Campen auf dem Dach: Warum Autos die neuen Zeltplätze sind

Echte Matratze, super Belüftung, fantastischer Blick. Dachzelte sind die besseren Zelte, findet unsere Autorin. Aber ziemlich teuer. Lohnt sich das?

Bevor ich meine Augen öffne, drehe ich mich noch einmal um. Es ist hell, bestimmt schon elf Uhr. Ich strecke den Arm aus und öffne den Reißverschluss an der Zeltwand hinter mir, stecke den Kopf durch die Fensterklappe – und blicke aus etwa zwei Metern Höhe auf ein buntes Dorf aus Zelten.

Zwei-Mann-Iglus, Tipis, Pavillons, auch ein paar Wohnmobile sind dabei. Drüben an der Wasserstation tummeln sich die Leute, putzen sich die Zähne oder füllen ihre Flaschen auf. Mehr als 30 Grad sind für heute angesagt.

Ich befinde mich auf einem Zeltplatz ein paar Stunden von Berlin entfernt, auf einer Wiese am Waldrand nahe einem See mit klarem Wasser. Genauer gesagt liege ich eine Etage höher als alle anderen in einem Zelt, das auf das Dach meines Jeeps montiert ist. Und schon nach der ersten Nacht ahne ich, dass das eine sehr gute Idee war.

Eine leichte Brise durchweht das Zelt. Ich öffne das gegenüberliegende Fenster und schalte auf Durchzug. Muff ist schon mal kein Thema. Nur einer von vielen Vorteilen, wie sich herausstellen wird.

Urlaub ab der ersten Minute!

Denn offenbar ist es kein Naturgesetz, dass nach einem Camping-Ausflug die Knochen knacken. In meinem Dachzelt liegt eine futonartige Schaumstoffmatratze, knapp zehn Zentimeter dick. Sie ist bequemer als eine Isomatte, ich musste sie nicht aufblasen wie eine Luftmatratze, und es verbreiten sich auch keine Schockwellen, wenn sich die andere Person mal umdreht. Neben mir schläft noch tief und fest eine Freundin.

Nie zuvor war ich nach einer Nacht im Zelt so ausgeruht. Und ich habe schon viele Nächte in Zelten verbracht.

Als Kind war der alljährliche dreiwöchige Sommerurlaub mit Familie und Verwandtschaft eine lange Tradition, die uns insgesamt elf Kindern bereits während der langen Fahrten im Wohnwagen-Konvoi nach Italien oder Südfrankreich jede Menge Spaß brachte. Urlaub ab der ersten Minute!
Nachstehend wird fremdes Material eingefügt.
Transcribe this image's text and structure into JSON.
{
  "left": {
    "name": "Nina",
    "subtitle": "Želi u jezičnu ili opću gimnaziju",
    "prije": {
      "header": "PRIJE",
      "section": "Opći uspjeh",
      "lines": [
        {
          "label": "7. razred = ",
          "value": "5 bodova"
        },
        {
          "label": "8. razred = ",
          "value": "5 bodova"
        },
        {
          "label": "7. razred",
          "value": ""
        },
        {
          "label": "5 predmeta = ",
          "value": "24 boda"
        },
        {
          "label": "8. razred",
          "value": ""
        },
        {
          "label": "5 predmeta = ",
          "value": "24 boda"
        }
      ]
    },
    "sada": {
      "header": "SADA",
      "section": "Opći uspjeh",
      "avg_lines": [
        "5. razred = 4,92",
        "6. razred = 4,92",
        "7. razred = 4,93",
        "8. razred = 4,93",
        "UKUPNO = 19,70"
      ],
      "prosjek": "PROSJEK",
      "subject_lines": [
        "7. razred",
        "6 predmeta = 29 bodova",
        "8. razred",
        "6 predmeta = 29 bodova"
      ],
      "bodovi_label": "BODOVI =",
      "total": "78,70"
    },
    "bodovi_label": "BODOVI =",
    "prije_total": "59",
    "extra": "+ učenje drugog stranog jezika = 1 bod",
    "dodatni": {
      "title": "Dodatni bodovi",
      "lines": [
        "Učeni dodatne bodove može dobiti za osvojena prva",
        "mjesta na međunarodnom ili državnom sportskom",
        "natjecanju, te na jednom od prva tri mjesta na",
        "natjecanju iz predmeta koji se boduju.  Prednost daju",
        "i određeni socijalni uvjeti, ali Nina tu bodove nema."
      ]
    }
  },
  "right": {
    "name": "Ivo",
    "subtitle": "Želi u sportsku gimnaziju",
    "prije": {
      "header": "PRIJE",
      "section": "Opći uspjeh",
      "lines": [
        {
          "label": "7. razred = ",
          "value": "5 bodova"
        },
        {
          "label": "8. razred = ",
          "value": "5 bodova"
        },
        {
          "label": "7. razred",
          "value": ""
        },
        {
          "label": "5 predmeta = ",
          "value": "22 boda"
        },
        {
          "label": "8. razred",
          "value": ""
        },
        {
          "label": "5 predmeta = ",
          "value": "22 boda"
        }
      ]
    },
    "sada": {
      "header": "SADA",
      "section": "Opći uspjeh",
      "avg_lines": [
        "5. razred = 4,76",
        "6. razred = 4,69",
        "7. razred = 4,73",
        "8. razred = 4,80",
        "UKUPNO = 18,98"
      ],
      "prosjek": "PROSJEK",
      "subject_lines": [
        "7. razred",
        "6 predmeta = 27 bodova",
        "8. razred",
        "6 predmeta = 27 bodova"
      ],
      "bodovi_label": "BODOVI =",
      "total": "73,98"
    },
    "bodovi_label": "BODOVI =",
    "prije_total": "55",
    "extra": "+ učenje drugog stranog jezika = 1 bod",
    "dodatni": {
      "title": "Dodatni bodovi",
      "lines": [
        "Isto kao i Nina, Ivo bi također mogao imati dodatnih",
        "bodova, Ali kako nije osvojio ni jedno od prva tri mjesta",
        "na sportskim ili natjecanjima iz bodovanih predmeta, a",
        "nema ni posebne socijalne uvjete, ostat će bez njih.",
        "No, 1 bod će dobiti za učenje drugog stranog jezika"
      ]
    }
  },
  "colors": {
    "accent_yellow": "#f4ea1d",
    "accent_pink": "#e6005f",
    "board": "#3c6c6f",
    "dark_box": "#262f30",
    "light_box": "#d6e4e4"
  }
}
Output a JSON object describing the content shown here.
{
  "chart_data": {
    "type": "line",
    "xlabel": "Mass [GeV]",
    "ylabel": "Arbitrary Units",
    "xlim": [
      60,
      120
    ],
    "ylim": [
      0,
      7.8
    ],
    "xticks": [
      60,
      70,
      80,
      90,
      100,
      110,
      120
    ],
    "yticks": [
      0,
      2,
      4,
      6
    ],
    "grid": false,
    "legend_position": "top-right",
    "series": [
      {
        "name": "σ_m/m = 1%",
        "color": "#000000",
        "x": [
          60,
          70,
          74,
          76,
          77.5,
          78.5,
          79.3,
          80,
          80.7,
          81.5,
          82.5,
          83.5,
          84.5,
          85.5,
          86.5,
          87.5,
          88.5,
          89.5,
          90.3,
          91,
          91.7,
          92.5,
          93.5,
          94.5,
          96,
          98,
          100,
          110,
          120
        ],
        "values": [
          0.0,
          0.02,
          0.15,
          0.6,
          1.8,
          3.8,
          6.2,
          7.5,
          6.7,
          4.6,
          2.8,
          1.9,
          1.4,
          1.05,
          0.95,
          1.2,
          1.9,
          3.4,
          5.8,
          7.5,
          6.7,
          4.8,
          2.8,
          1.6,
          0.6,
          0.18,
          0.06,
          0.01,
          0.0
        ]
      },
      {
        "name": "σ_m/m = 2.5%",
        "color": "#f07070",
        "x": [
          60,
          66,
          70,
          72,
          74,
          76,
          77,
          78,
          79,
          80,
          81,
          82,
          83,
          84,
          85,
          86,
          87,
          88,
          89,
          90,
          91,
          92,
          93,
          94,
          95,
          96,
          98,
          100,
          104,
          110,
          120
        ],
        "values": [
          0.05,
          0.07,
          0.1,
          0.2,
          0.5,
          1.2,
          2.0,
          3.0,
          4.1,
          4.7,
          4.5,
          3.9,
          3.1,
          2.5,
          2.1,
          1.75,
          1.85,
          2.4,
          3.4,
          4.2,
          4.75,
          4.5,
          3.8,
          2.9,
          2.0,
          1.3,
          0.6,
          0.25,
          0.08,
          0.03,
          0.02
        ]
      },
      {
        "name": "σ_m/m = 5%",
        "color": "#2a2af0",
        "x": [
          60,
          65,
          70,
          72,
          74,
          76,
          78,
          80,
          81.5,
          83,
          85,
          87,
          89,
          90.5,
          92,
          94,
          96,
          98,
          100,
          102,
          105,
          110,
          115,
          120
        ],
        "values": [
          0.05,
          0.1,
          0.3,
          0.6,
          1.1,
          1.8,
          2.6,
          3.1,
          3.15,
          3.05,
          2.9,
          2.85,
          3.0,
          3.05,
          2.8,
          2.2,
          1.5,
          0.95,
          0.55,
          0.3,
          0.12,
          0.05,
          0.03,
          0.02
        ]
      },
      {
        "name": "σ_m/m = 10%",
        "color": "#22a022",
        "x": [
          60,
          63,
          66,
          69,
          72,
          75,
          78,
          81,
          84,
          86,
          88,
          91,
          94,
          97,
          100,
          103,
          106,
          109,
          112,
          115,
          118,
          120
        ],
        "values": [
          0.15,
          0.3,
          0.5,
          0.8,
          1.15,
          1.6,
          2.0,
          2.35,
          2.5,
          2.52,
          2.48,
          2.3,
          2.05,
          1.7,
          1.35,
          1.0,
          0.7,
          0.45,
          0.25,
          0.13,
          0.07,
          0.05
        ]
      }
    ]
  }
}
Unsere sechsköpfige Familie verteilte sich während der Fahrt relativ locker in einem Ford Transit, in dem selbst der große Hund und manchmal noch meine Nähmaschine Platz fanden.

Auch zum Schlafen wurde der Bus am Urlaubsort benutzt, um die beengte Situation im Wohnwagen etwas zu entschärfen. Ein Zelt als Alternative kam uns Kindern damals noch als Rückschritt in die Steinzeit vor. Erst als Teenager bemerkten wir die Vorteile, die Freiheit, einfach spontane Trips machen zu können. Und das nutzten wir.

In der DDR waren sie beliebt

Um die spezifischen Vorteile von Zelten, die man aufs Autodach montieren kann, wusste ich nicht. Dabei gibt es sie schon lange. Sie waren wohl bei meinen Eltern und Großeltern in jungen Jahren der letzte Schrei, vor allem in der DDR waren sie beliebt, dort schnallten sich viele das Fabrikat „Müller – Autodachzelt“ auf den Trabant. Ich hingegen hatte sie mir bisher immer nur von unten angesehen und nicht weiter darüber nachgedacht.

Irgendwann im vergangenen Sommer erinnerte ich mich aber daran. Ich arbeite als Designerin und Falt-Künstlerin, verdiene also mit dem Zusammenlegen verschiedenster Objekte meinen Lebensunterhalt. Gerade ging es in einem neuen Projekt um auffaltbare Räume – und wenn ich doch ohnehin alles in Falten legte, warum nicht auch meine eigene Behausung?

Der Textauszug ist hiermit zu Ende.